W
Wiktor Zychla [C# MVP]
Sorry for posting here but I belive that this group is read by a lot of
people who could share their experience.
I am facing the issue of large system built possibly in different
technologies and using several databases. I am to develop the architecture
of such system.
What I did in the beginning was rejecting the idea of a huge single
database, mainly because of maintenance and conservation issues but also
because I think that as the system will grow up, new applications should be
built using newborn technologies yet unknown. I do not like to idea of
binding to one database server and one particular architecture of data
access.
However, building a system which spans across several databases is a
challenge to me since I can see at least two differen strategies of linking
data in two (or more) databases:
1. replication / synchronization where entities are periodically copied /
updated between databases. this way the integrity of each single database is
maintained, however the need for constant replication / synchronization
seems burdersome and I am afraid that will be very expensive (meaning human
and hardware resources)
2. maintaing "virtual" links between tables, so that for example I have
Customer table in one database and Orders in the other and the ID_USER
column in the Orders table refers to the ID field in the Customer table but
no foreign key is defined in the database server (because tables exist in
different databases, possibly on different servers). this way there are no
replicaiton issues but the business logic of the application must be
responsible for maintaining and resolving reference integrity.
are there other possibilities?
My experience shows that the first possibility is reliable but burdensome
and "not agile". After two or three applications following this pattern I
would like to try the other possibility but am not sufficiently sure that it
is worth to try it.
I do not expect any problems in database access in such "multiple databases"

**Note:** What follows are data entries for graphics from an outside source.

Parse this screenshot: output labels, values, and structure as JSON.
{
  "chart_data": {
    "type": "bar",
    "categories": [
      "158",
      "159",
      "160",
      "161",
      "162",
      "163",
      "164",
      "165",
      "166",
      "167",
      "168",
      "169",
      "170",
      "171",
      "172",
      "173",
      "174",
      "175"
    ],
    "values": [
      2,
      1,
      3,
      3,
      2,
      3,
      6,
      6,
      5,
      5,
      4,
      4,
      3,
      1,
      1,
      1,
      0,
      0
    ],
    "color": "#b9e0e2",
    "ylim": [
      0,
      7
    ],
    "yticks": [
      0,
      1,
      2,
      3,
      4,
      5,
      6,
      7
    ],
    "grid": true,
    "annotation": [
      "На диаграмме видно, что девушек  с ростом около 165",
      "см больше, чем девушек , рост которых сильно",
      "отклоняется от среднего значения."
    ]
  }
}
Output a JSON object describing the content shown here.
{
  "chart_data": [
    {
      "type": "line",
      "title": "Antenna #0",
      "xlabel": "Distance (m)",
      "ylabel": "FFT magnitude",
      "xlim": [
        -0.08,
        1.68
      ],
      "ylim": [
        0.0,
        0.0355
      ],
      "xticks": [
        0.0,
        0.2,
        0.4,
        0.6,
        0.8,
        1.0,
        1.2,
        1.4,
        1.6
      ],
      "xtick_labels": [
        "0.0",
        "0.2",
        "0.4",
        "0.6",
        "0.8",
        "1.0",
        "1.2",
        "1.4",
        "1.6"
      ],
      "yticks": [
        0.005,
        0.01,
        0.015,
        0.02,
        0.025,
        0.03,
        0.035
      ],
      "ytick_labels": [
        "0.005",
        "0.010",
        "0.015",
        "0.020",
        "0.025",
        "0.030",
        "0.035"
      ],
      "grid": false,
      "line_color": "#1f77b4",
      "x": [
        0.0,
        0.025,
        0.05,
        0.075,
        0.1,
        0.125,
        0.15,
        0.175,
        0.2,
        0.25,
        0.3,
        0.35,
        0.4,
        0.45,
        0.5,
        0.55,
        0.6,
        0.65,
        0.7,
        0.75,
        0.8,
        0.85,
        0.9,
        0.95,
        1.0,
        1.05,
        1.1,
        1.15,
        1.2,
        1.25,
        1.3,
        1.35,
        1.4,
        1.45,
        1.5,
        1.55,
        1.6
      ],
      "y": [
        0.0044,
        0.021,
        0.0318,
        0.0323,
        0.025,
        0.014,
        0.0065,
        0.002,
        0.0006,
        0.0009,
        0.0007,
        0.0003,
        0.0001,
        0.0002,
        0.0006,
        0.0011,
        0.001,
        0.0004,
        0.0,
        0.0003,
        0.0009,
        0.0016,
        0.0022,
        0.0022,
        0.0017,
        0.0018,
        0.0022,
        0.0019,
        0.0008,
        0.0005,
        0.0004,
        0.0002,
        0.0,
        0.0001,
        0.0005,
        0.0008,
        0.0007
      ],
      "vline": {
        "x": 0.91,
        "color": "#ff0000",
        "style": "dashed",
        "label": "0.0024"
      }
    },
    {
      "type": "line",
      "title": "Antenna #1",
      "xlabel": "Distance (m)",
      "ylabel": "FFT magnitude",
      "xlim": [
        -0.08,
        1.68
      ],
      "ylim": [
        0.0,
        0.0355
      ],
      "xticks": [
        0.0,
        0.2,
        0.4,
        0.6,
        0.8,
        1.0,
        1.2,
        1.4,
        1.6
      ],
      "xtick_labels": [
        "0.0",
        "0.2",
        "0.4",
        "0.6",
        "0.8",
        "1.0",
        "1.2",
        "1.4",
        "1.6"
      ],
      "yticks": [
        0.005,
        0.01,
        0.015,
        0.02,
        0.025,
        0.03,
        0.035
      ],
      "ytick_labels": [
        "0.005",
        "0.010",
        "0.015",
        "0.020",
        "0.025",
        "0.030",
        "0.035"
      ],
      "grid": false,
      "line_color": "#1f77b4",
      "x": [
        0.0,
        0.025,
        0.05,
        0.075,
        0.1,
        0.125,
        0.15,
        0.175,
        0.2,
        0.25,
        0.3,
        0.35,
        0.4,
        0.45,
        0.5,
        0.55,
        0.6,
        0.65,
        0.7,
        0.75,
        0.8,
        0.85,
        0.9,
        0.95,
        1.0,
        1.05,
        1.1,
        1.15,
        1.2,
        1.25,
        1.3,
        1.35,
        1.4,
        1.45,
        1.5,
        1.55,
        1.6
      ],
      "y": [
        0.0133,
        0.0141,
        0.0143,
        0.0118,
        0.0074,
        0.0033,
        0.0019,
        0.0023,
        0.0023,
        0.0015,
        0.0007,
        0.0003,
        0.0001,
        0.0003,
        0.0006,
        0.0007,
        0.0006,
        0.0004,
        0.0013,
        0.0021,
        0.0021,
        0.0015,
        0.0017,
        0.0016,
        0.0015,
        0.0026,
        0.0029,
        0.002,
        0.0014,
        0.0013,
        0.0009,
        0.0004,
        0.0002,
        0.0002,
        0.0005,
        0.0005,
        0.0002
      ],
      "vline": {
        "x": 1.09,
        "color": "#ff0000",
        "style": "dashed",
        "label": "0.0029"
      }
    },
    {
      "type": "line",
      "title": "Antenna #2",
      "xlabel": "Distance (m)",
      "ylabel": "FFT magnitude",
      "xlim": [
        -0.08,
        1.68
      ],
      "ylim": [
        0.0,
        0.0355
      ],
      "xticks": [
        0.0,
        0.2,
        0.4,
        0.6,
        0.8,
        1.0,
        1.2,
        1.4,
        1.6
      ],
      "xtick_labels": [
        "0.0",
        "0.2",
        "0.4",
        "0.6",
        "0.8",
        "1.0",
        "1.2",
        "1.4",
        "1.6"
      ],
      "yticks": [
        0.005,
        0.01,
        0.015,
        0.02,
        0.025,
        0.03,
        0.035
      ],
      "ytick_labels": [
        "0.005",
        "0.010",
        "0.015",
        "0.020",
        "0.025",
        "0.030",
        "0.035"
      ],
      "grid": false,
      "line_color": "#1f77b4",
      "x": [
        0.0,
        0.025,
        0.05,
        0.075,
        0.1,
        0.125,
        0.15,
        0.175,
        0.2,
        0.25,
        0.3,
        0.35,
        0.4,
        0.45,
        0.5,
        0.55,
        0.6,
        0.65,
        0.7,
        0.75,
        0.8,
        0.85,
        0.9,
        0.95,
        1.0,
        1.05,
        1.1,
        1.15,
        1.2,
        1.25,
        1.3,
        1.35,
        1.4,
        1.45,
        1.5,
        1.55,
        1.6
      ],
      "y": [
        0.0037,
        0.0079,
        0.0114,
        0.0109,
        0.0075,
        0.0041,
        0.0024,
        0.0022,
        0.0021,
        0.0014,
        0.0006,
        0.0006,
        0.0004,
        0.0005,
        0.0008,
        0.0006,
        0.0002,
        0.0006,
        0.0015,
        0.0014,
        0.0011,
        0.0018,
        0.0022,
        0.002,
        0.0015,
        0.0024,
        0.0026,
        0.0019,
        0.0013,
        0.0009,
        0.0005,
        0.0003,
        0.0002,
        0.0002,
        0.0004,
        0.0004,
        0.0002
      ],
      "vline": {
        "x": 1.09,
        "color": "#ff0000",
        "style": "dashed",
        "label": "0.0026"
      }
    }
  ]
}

scenario - our case studies show that using a object-relational mapping we
can easily maintain separate sessions targeting different databases and add
properties linking objects from different databases manually so that
relations are properly resolved across multiple databases.
I would like someone to share his/her experience on this issue.
Thanks in advance,
Wiktor Zychla
people who could share their experience.
I am facing the issue of large system built possibly in different
technologies and using several databases. I am to develop the architecture
of such system.
What I did in the beginning was rejecting the idea of a huge single
database, mainly because of maintenance and conservation issues but also
because I think that as the system will grow up, new applications should be
built using newborn technologies yet unknown. I do not like to idea of
binding to one database server and one particular architecture of data
access.
However, building a system which spans across several databases is a
challenge to me since I can see at least two differen strategies of linking
data in two (or more) databases:
1. replication / synchronization where entities are periodically copied /
updated between databases. this way the integrity of each single database is
maintained, however the need for constant replication / synchronization
seems burdersome and I am afraid that will be very expensive (meaning human
and hardware resources)
2. maintaing "virtual" links between tables, so that for example I have
Customer table in one database and Orders in the other and the ID_USER
column in the Orders table refers to the ID field in the Customer table but
no foreign key is defined in the database server (because tables exist in
different databases, possibly on different servers). this way there are no
replicaiton issues but the business logic of the application must be
responsible for maintaining and resolving reference integrity.
are there other possibilities?
My experience shows that the first possibility is reliable but burdensome
and "not agile". After two or three applications following this pattern I
would like to try the other possibility but am not sufficiently sure that it
is worth to try it.
I do not expect any problems in database access in such "multiple databases"
scenario - our case studies show that using a object-relational mapping we
can easily maintain separate sessions targeting different databases and add
properties linking objects from different databases manually so that
relations are properly resolved across multiple databases.
I would like someone to share his/her experience on this issue.